Limitations & Future Work¶
- Domain gap between virtual and real scenarios: Synthesized scenarios may fail to cover the full complexity of real-world scenarios.
- High cost of MCTS exploration: Each node expansion and evaluation requires the agent to execute complete tasks.
- Moderate improvement margin: Compared to DRAFT, the improvement is approximately 5 percentage points.
Related Work & Insights¶
- vs EasyTool (Yuan et al., 2024): EasyTool optimizes tool descriptions using single-step scenarios, whereas SynWorld is more comprehensive by employing multi-step scenarios combined with MCTS.
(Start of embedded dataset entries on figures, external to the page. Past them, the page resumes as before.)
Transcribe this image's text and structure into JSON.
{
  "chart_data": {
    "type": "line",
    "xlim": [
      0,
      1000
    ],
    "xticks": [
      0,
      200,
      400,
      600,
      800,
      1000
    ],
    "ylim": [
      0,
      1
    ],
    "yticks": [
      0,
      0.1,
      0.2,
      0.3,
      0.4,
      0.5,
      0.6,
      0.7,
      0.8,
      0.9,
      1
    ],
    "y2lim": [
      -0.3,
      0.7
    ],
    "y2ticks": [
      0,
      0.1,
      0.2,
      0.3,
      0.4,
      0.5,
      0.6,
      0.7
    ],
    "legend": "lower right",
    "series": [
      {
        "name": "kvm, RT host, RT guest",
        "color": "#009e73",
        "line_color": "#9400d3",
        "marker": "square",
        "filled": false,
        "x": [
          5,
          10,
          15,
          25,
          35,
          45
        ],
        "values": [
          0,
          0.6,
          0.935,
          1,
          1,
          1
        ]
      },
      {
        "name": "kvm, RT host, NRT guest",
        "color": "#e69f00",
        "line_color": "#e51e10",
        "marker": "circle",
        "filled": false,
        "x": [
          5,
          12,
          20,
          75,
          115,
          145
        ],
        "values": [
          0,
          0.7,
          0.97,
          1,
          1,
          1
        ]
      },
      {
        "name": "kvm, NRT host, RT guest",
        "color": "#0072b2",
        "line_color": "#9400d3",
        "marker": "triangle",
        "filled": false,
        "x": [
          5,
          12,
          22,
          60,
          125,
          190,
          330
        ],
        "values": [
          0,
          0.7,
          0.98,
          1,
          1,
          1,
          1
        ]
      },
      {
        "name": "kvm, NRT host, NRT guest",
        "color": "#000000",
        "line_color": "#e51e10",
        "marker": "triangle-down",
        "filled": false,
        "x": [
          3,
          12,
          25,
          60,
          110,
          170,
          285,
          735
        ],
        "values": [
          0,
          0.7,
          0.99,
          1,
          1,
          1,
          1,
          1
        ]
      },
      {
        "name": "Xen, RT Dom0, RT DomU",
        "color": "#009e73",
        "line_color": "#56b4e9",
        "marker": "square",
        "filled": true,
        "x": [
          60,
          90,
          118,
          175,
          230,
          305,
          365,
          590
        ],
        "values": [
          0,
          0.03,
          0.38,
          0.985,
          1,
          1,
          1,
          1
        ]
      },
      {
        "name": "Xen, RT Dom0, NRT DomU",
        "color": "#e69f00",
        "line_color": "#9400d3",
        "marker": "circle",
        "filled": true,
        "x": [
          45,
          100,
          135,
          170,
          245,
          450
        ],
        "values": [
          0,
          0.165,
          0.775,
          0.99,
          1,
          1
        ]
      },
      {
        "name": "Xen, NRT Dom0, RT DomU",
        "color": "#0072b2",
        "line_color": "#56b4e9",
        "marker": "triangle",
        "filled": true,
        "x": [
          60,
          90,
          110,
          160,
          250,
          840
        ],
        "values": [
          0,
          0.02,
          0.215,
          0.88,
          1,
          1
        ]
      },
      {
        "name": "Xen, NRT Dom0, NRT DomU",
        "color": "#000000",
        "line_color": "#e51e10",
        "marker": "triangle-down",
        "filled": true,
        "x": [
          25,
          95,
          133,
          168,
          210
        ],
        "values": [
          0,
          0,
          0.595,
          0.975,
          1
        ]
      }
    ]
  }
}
- vs DRAFT (Qu et al., 2024): DRAFT relies on linear iterative optimization, while SynWorld utilizes MCTS to avoid local optima.
Rating¶
- Novelty: ⭐⭐⭐⭐ The paradigm of virtual scenarios + MCTS meta-optimization is novel.
- Experimental Thoroughness: ⭐⭐⭐⭐ Two datasets + multiple models + ablation studies.
- Writing Quality: ⭐⭐⭐⭐ Clear system architecture and complete formal definitions.
- Value: ⭐⭐⭐⭐ Methodological contributions to agent tool learning.